With a growing following and a potential for international success, Creature and the Woods suffered personnel changes and eventually went on a hiatus just prior to the pandemic in 2019. Even so, Justin says, “I was proud to be a part of it. To play in a band where I’m not the front person is rare and with Creature, I did that. I believed [so much] in Roger Molina’s songs that I was willing to take the back seat. He was the main songwriter. We still have die-hard fans.”
Beneath his musical ventures and his professional life as a bar-owner, Justin began a 17-year journey into the seductive and consuming path of functional heroin addiction. However, his story here doesn’t include the usual slide to the bottom, even though it was certainly a flirtation into his own mortality.
The good news, of course, is he survived and kept his spirit alive by more self-will than miracle. It was a reawakening. As he slowly found his way out of the darkness of those years, he also began wake up his desire to create original music in a strong and focused way. This metamorphosis took shape during the isolated darkness of the pandemic years between 2019 and 2021.
Today Justin says of that nearly two-decade long departure into addiction:
“Our capacity for rationalization is mind-boggling. Scars all over my legs from using blew out all my veins. I got to the point where I knew I was going to die, but you can’t make somebody get clean. You really want it. I wanted out. I only have two friends who are still alive from those days. I’m glad I experienced it because it made me who I am. I figured out a way that worked for me. Mainly, I wanted to get clean because I was done with it all. Finally, after so much time, I got well, and I could write again. My energy for the music came back.”
Today, he is the troubadour in outlaw attire with the maps and traces of the hard life he lived, which hang onto him like worn-out jeans. But he wears them well, especially through his love for music, which is directly connected to his love for life as it is today.
On his solo recordings the years of artistic growth can be heard in the depth of lyrics and the dusty howl of his vocals, but his sensibility is the same as that of the young artist who jumped into the fire of hard-core punk and danced the edge of the stage with his bass guitar singing the power-punk inspired songs of Counterfit. His days absorbing the lessons of the alt-country-noir sound of Creature and the Woods can also be heard in his new songs as well. But now he draws his musical ancestry from the likes of Steve Earle and Townes Van Zandt.
He says it best in what may end up being a key signature song for his legacy as a solo singer-songwriter, “Something from Nothing.”

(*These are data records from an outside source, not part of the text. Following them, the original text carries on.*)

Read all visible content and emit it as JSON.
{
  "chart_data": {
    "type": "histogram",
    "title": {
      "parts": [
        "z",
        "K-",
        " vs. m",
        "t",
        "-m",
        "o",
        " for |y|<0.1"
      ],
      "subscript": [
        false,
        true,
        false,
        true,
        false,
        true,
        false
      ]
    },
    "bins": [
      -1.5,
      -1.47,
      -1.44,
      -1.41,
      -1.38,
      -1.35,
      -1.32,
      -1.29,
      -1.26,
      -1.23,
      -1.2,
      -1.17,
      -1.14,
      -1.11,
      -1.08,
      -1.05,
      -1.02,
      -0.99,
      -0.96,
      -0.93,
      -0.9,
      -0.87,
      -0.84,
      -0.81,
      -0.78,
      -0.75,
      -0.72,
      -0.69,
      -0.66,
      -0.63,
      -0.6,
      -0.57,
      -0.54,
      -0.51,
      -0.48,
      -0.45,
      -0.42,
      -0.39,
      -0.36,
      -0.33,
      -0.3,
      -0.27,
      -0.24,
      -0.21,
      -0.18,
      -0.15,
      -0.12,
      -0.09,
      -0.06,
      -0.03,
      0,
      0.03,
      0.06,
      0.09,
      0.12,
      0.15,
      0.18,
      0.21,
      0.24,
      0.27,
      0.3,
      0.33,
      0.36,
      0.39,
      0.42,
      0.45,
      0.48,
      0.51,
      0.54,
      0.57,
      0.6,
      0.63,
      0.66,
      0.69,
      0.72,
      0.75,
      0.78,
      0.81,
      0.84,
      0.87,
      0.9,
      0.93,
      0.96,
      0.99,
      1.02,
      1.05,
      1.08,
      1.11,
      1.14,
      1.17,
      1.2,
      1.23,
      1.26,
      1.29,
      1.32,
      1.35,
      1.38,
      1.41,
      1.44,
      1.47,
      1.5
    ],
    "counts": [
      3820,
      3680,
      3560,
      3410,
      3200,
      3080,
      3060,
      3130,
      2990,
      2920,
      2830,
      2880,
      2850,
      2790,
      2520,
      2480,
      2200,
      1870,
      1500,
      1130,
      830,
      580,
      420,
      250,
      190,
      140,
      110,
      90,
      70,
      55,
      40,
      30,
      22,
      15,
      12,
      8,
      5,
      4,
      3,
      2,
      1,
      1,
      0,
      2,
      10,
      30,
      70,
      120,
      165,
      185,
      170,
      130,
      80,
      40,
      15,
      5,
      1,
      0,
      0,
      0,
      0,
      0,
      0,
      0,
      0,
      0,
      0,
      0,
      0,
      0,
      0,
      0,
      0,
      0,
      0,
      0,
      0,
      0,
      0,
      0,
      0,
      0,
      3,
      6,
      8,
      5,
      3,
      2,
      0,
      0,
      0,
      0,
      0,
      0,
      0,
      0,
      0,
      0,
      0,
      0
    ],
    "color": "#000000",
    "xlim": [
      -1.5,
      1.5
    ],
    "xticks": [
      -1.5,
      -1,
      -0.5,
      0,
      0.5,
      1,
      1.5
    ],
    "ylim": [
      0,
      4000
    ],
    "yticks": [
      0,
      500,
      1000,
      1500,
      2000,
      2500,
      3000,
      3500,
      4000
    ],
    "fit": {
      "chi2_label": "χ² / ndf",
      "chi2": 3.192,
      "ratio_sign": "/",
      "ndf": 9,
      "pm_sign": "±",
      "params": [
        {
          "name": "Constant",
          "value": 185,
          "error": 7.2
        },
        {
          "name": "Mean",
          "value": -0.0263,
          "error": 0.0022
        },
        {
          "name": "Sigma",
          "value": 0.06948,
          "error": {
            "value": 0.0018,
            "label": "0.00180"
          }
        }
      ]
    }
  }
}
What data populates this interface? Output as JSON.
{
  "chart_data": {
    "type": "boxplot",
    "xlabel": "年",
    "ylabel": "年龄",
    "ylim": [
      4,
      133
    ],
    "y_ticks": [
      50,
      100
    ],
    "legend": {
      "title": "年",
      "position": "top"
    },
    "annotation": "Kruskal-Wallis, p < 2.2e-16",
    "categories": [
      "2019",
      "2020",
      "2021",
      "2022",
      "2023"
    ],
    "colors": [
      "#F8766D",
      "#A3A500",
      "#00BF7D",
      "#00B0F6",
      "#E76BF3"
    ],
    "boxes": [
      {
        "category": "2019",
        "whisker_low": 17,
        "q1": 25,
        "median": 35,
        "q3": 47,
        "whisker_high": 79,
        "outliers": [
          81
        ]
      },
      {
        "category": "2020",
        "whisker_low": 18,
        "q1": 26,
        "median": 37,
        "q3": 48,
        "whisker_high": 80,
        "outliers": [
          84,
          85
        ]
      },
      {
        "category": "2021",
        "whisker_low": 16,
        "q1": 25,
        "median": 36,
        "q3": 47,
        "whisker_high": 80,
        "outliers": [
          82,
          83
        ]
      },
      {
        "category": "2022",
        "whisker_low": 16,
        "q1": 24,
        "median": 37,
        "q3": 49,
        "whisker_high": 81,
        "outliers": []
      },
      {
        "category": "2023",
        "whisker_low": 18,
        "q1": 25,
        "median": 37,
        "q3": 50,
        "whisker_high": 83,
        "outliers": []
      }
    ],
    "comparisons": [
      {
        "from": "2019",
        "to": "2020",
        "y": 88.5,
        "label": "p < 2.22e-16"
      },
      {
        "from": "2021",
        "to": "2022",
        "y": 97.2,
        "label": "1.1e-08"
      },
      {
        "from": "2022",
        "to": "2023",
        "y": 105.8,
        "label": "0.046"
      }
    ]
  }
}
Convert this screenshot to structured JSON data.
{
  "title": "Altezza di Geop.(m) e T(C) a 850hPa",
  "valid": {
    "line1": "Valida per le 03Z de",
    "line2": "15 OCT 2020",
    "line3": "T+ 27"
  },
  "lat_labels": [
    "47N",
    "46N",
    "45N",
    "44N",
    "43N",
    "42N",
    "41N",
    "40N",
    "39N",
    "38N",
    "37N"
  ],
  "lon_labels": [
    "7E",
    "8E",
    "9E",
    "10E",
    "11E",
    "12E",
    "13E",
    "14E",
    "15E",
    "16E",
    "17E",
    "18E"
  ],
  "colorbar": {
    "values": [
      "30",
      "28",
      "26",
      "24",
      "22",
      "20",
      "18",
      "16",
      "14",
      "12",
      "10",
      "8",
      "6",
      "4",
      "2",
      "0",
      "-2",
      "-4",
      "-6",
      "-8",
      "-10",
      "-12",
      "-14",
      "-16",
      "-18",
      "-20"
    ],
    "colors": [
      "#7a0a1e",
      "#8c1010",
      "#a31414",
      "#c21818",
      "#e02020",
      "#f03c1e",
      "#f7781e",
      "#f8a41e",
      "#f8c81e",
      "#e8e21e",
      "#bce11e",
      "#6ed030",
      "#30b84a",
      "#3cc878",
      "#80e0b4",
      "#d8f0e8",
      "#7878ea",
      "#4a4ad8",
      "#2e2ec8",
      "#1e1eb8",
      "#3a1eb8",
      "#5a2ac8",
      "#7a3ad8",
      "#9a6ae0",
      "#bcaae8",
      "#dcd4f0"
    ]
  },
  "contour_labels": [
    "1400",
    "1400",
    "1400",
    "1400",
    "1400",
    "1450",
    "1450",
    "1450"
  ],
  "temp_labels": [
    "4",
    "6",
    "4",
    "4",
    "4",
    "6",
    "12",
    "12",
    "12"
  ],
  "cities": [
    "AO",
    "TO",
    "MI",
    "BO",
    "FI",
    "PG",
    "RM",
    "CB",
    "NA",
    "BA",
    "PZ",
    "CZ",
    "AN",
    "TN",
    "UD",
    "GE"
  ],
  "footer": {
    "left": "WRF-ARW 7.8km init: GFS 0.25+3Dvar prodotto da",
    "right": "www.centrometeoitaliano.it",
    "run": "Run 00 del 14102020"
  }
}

Swimming in the darkest sea there’s a light illuminating me
and I’ll follow it to distance shore, a lighthouse in the thrashing of a storm.
Black clouds clearing overhead, I find a rock, a place to rest my head
And everything’s a part of me, something out of nothing you will see
Everything must end for anything worth something to begin
Turning past the darkest hours
walking on, so feet don’t fail me now.